Мне самому эти песни нравились. Особенно вторая. Потрясали слова: «И никто не узнает, где могилка моя». Я ее понимал почему-то не как песню бездомного сиротки, а как песню последнего мальчика на земле. Никого-никого почему-то не осталось на всем белом свете. И вот один-единственный мальчик сидит на крыше маленького домика, смотрит на заходящее солнце и поет: «И никто не узнает, где могилка моя». Ну кто же мог узнать, если все, все умерли, а он остался один. Ужасно тоскливо.

Дядя Месроп звучно сморкался и выдавал нам по петушку. Это были мои первые и, как я теперь понимаю, самые радостные гонорары. К сожалению, он бывал готов к восприятию нашего пения реже, чем хотелось бы.

И вот мы с товарищем стоим перед лотком. Я вынимаю из кармана сережку и протягиваю Месропу. Я знаю, что он сейчас спросит, и потому приготовился отвечать.

Осторожно ухватив толстыми пальцами золотую сережку с водянисто-прозрачным камушком внутри, дядя Месроп подносит ее к лицу и долго рассматривает.

– Где воровал? – спрашивает он, продолжая глядеть на сережку.

– Нашел, – говорю я. – Играл возле канавы и нашел.

– Дома украл? Халам-балам будет, – говорит он, не слушая меня. – Месропу хватит свой халам-балам.

– Нашел, – старался я пробиться к нему, – халам-балам не будет.

– Как не будет! – горячится он. – Украл – халам-балам будет. Мама-папа халам-балам! Милиция – большой халам-балам будет!

– Не будет милиция, не будет халам-балам, – говорю я. – Я нашел, нашел, а не украл.

Лицо у Месропа озабоченное. Он достает большой грязный платок и протирает сережку. Камушек сверкает, как капелька росы. Продолжая бурчать, он заворачивает сережку в платок и запирает ее узелком. Платок осторожно всовывает во внутренний карман.

И вот открывается лоток. Волосатая рука Месропа достает двух петушков, потом, немного помешкав, добавляет двух попугаев.

– Халам-балам будет, – говорит Месроп, не то сожалея, не то оправдываясь, и передает мне увесистый пучок леденцов.

Я делюсь с товарищем, мы бегом огибаем угол и вот уже снова в саду. Прячась за стволом старой шелковицы, жадно обсасываем леденцы. Привкус чего-то горелого придает им особую приятность. Леденцы делаются все тоньше и тоньше. Сначала малиновые, потом красные, потом розовые и прозрачные, с отчетливой, в маленьких ворсинках палочкой внутри. Когда леденцы кончились, мы тщательно обсосали палочки. Они тоже были вкусными. К сладости примешивался смолистый аромат сосны.
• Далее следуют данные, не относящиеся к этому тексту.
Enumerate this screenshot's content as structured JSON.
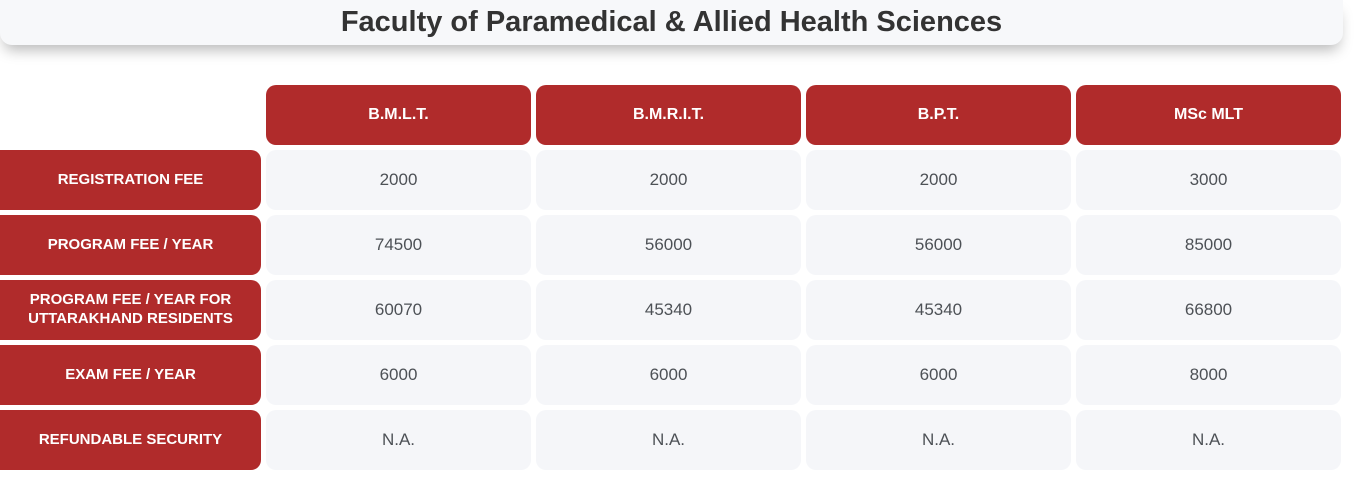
{
  "title_bar": {
    "title": "Faculty of Paramedical & Allied Health Sciences"
  },
  "colors": {
    "accent_red": "#b02b2b",
    "title_bar_background": "#f7f8fa",
    "cell_background": "#f5f6f9",
    "title_text": "#333333",
    "cell_text": "#4d5156",
    "header_text": "#ffffff"
  },
  "table": {
    "column_headers": [
      "B.M.L.T.",
      "B.M.R.I.T.",
      "B.P.T.",
      "MSc MLT"
    ],
    "rows": [
      {
        "label": "REGISTRATION FEE",
        "values": [
          "2000",
          "2000",
          "2000",
          "3000"
        ]
      },
      {
        "label": "PROGRAM FEE / YEAR",
        "values": [
          "74500",
          "56000",
          "56000",
          "85000"
        ]
      },
      {
        "label": "PROGRAM FEE / YEAR FOR UTTARAKHAND RESIDENTS",
        "values": [
          "60070",
          "45340",
          "45340",
          "66800"
        ]
      },
      {
        "label": "EXAM FEE / YEAR",
        "values": [
          "6000",
          "6000",
          "6000",
          "8000"
        ]
      },
      {
        "label": "REFUNDABLE SECURITY",
        "values": [
          "N.A.",
          "N.A.",
          "N.A.",
          "N.A."
        ]
      }
    ]
  }
}
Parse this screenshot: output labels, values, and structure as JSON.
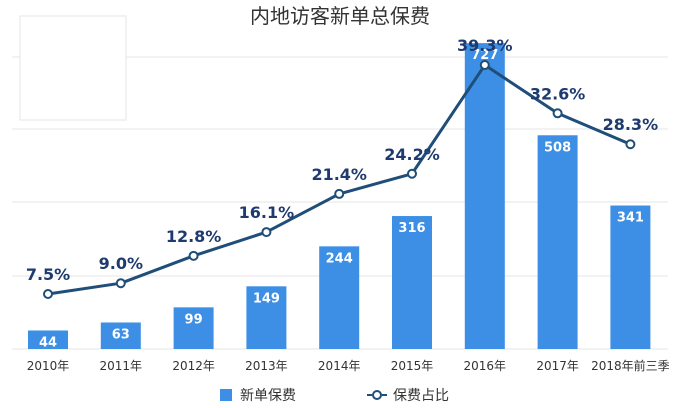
{
  "colors": {
    "bar": "#3c8fe5",
    "line": "#1f4e79",
    "line_label": "#1f3a6e",
    "marker_fill": "#ffffff"
  },
  "chart_data": {
    "type": "bar",
    "title": "内地访客新单总保费",
    "categories": [
      "2010年",
      "2011年",
      "2012年",
      "2013年",
      "2014年",
      "2015年",
      "2016年",
      "2017年",
      "2018年前三季"
    ],
    "series": [
      {
        "name": "新单保费",
        "type": "bar",
        "values": [
          44,
          63,
          99,
          149,
          244,
          316,
          727,
          508,
          341
        ],
        "labels": [
          "44",
          "63",
          "99",
          "149",
          "244",
          "316",
          "727",
          "508",
          "341"
        ]
      },
      {
        "name": "保费占比",
        "type": "line",
        "values": [
          7.5,
          9.0,
          12.8,
          16.1,
          21.4,
          24.2,
          39.3,
          32.6,
          28.3
        ],
        "labels": [
          "7.5%",
          "9.0%",
          "12.8%",
          "16.1%",
          "21.4%",
          "24.2%",
          "39.3%",
          "32.6%",
          "28.3%"
        ]
      }
    ],
    "bar_axis": {
      "ylim": [
        0,
        800
      ]
    },
    "line_axis": {
      "ylim": [
        0,
        44
      ]
    },
    "grid": true,
    "legend": "bottom"
  }
}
На следующий день я снова встречаюсь с Лесиком и осторожно наведываюсь, нет ли у него еще таких корабликов. Он радостно выворачивает карманы и подает мне всякую чепуху, явно не имеющую меновой стоимости.

Конечно, я понимал, что совершил проступок: взял у него взрослую вещь. Но угрызений совести почему-то не чувствовал. Я только боялся, как бы его родители не кинулись искать сережку.

И все-таки возмездие меня покарало.

Во дворе нашего сада стояло несколько старых, развесистых грушевых деревьев. Мы жадно следили за тем, как они цветут, медленно наливаются за лето и наконец поспевают в сентябре.

Иногда, прошелестев в листве, груша задумчиво падала на землю, усыпанную мягким песком. И тут только не зевай.

И вот однажды на моих глазах огромная краснобокая груша тупо шлепается на землю. Она покатилась к бачку с водой, где пила воду чистенькая девочка с ангельским личиком. Груша подкатилась к ее ногам, но девочка ничего не заметила. Что это было за мгновение! Волнение сдавило мне горло. Я был от груши довольно далеко. Сейчас девочка оторвется от кружки и увидит ее. На цыпочках, почти не дыша, я подбежал и схватил ее, свалившись у самых ног девочки. Она надменно взмахнула косичками и отстранилась, но, поняв, в чем дело, нахмурилась.